T-Mobile USA sets its own course as 'un-carrier'

Wednesday 27 March 2013 | 15:28 CET | Market Commentary
T-Mobile USA has made a big step forward in its strategy. After its proposed merger with AT&T was blocked by regulators, the mobile operator is moving ahead with its own plans. It's helped by the spectrum and break-up fee it received from the AT&T deal. The planned merger with MetroPCS will also provide a boost, making the number four on the US mobile market (after AT&T, Verizon and Sprint) a good bit stronger. 
The company has announced a few major milestones:
  • The difference in prepaid and postpaid plans is abandoned with the new Simple Choice offering. Customers will be able to cancel the plan with a month's notice. Handset subsidies have also been dropped and replaced with direct or installment sales.
  • All the plans offer unlimited SMS and voice. Data is available in three options: 500 MB (USD 50 per month), 2.5 GB (USD 60) or unlimited (USD 70). Customers can of course also use Wi-Fi.
  • Overage fees (outside the bundle) are also a thing of the past. Instead, customers will see speeds reduced (to 2G) after using up their allowance, or they can buy another bundle of data (2GB for USD 10).
  • T-Mobile USA is also starting sales of the iPhone 5 (with LTE access).
  • The carrier is launching its own LTE network, using the 1,700 MHz band.
T-Mobile USA is looking to differentiate itself from the competition by focusing on transparency and simplicity, with the motto 'the un-carrier'. The focus is on data, with traditional services (voice, SMS) seemingly given away free. The end to out-of-bundle fees, detested by consumers in the US, is a good step. The costs for extra data are also low, at just USD 5 per GB (in comparison, Vodafone Red in the Netherlands charges EUR 0.10 per MB, equal to EUR 100 per GB or EUR 2 for a bundle of 50 MB, the equivalent of EUR 40 per GB). With the launch of the iPhone and LTE, the operator is also narrowing the gap further with the competition.

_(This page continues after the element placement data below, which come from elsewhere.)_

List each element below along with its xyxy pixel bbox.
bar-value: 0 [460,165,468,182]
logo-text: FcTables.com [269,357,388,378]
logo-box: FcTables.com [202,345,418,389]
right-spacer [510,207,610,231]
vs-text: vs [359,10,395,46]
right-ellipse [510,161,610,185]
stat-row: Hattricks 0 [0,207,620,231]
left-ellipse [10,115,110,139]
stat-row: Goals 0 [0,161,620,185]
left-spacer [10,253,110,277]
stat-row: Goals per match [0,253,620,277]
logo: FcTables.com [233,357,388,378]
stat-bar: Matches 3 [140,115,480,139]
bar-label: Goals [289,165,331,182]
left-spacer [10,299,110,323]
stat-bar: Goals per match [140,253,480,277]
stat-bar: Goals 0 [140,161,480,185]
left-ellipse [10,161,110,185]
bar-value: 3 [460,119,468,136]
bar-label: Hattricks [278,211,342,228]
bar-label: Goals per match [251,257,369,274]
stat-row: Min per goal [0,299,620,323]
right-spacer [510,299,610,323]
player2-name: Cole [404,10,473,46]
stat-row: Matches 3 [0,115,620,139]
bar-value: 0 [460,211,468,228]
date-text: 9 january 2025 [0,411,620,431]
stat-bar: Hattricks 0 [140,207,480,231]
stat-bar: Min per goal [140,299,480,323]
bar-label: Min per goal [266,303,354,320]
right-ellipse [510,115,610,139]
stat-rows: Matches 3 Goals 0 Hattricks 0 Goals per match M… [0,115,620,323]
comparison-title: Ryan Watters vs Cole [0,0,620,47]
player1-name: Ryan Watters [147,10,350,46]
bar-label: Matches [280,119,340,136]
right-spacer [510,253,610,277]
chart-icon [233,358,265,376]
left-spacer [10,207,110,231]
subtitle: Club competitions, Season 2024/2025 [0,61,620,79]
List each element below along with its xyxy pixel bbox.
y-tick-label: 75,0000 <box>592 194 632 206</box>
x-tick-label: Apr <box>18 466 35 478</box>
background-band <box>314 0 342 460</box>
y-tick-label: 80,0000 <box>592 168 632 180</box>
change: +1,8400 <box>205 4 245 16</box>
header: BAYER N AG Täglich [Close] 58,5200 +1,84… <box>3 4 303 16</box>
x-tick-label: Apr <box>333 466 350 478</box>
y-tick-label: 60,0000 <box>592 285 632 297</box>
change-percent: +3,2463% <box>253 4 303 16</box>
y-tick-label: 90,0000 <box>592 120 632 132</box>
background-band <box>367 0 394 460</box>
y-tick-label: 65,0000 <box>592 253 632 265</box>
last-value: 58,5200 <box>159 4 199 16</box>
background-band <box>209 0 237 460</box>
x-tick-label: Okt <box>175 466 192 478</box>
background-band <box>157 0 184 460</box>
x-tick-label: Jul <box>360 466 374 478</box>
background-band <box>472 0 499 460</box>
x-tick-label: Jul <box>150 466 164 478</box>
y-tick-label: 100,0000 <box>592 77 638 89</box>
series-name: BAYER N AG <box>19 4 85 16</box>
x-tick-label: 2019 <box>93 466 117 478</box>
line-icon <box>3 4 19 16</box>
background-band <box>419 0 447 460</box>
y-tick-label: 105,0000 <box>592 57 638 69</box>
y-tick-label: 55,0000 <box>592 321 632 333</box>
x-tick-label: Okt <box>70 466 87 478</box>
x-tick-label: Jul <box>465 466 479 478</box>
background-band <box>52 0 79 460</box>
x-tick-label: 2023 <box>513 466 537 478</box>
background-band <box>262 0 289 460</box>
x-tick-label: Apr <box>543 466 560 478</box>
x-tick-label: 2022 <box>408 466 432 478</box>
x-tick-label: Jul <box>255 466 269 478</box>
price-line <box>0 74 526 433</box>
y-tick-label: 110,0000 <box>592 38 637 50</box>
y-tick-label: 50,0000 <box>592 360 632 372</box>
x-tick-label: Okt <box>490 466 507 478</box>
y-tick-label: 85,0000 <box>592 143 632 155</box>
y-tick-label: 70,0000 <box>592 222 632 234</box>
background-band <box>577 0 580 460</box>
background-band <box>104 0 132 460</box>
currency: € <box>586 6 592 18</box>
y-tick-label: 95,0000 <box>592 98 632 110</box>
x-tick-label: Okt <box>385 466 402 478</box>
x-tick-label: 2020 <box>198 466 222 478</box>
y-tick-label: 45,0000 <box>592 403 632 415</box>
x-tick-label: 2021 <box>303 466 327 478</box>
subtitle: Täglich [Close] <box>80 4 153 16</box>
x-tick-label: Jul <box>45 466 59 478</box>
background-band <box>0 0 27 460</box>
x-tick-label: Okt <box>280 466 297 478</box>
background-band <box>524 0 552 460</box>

For T-Mobile's sister companies in Europe, this is an important moment, especially the countries where Deutsche Telekom has a mobile-only strategy, namely the UK, Netherlands, Austria, Poland, Albania. This new strategy can very possibly be replicated in Europe.

There is a strong likelihood this will happen in the Netherlands. T-Mobile has 1800MHz spectrum there, and it's competitors are already dropping handset subsidies. Deutsche Telekom has already said the Dutch subsidiary will position itself as an "unconventional challenger", and the above ingredients can make that a reality. Its fixed broadband unit Online.nl changes little in this, as Online can focus on Wi-Fi and VoIP apps, similar to the SmartTalk app from BT. T-Mobile can also position LTE as a replacement service for DSL. If both units of the Dutch subsidiary are allowed to compete freely with each other, the value of both will only be further maximised.